Essentially what you end up with is that the SR-IOV device, in this
case a VF running under something like ixgbevf, has a means to
provided the hypervisor with a list of pages that the device is
writing to so they could theoretically either be avoided for the live
migration, or at least we could keep track of them so that when the
device is either halted or invalidates the mapping we could then mark
the pages as dirty and migrate them.

The added bonus with all this is that we could probably use it as a
half-way point between the current iommu=pt solution that is often
used to get performance and the standard setup which gives you a bit
more in the way of security. At least with this we would probably see
just about the same throughput for most NICs, but we would have the
added security of a device that is unable to write outside of where we
had permitted it to.

>> >
>> > I was originally thinking I could get away with just reusing the
>> > identity mapping code but it looks like that would end up merging
>> > everything into one domain if I am understanding correctly. Do I have
>> > that right?
>> >
>> > Would I be correct in assuming that I will need to have a separate
>> > domain per device, each domain containing the 1 TO_DEVICE identity
>> > mapped region, and then whatever other mappings are needed to handle
>> > the FROM and BIDIRECTIONAL mappings?
>>
>> In the normal model where we explicitly map every RX and TX buffer, you
>> have a domain device anyway; that's not a new requirement for your
>> model.
>>
>> It sounds like an interesting idea; I agree that it's a reasonable
>> compromise between security and performance. The device can *read* all
>> of memory, but it can't write anywhere that isn't explicitly mapped.
>>
>> In addition, we're mapping buffers for RX some time in advance of them
>> being needed (replenishing the tail of the RX ring), where the latency
>> of the map operation hopefully shouldn't be quite so much of an issue.
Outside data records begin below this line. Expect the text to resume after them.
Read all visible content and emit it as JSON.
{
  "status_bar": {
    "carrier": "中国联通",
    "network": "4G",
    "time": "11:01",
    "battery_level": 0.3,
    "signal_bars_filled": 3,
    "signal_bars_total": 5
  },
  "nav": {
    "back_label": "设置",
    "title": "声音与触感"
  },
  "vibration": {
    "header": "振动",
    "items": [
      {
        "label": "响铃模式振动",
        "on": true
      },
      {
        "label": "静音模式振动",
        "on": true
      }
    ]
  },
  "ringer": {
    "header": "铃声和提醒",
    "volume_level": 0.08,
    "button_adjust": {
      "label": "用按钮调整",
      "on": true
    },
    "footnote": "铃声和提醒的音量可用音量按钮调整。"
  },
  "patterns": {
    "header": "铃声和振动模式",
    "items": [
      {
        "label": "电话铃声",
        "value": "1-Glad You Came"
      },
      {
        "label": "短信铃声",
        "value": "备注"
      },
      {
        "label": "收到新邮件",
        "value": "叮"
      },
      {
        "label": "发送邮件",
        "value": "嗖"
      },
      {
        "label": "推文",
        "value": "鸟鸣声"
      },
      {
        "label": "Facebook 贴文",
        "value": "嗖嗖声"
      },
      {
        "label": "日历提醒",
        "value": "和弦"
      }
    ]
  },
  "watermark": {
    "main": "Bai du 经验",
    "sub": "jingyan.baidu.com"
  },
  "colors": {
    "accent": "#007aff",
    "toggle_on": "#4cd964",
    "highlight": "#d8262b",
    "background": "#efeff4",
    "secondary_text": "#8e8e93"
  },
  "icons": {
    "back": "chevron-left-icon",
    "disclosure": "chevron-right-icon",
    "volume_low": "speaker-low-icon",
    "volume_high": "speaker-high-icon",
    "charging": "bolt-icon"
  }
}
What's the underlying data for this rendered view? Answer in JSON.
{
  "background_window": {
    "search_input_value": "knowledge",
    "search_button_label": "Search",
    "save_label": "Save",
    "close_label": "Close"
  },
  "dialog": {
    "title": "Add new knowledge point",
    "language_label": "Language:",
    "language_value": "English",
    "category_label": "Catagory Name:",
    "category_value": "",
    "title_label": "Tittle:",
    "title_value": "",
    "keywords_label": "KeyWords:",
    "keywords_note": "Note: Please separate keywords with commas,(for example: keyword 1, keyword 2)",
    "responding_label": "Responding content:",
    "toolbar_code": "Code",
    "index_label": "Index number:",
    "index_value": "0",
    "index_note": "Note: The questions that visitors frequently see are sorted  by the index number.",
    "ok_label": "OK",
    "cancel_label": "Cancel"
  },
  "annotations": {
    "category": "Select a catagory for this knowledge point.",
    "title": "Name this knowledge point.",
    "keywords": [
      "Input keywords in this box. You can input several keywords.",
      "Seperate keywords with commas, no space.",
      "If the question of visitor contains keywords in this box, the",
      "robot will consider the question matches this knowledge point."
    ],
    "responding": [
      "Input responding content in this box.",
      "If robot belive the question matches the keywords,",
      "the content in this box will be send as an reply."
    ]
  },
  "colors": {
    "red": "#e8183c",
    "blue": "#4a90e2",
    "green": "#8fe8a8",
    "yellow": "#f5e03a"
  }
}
>> While packets for TX can go straight to the device with no latency.
>> Overall, I think it might work really well.
>>
>> You don't want the existing identity mapping code; that will give you a
>> RW mapping which you don't want — you really do want read-only or this
>> whole exercise is pointless, right? And you're right, it would have put
>> the domain into the single identity domain.
>>
>> You could probably start by mocking this up with the IOMMU API. Create
>> a domain with the 1:1 read-only mapping of all memory, add your device
>> to it, and then do your writeable mappings on top (at IOVAs higher than
>> the top of physical memory). That's probably a quick way to assess
>> performance and prove the concept (although you don't get deferred
>> unmap of RX packets that way, which might mess things up a bit).
>
> Curious question. Do you think above could be a final solution or just
> a proof-of-concept? If the latter, will the cleaner option be to allow the
> device binding to multiple domains e.g. RO & RW which are selected
> based on DMA mapping direction (not sure whether it's an intrusive
> change to iommu driver which today likely assumes single binding)?
>
>>
>> When we expose this through the DMA API, I'd quite like this *not* to
>> be Intel-specific. It could reasonably live in a higher layer and be
>> usable with all kinds of IOMMU implementations.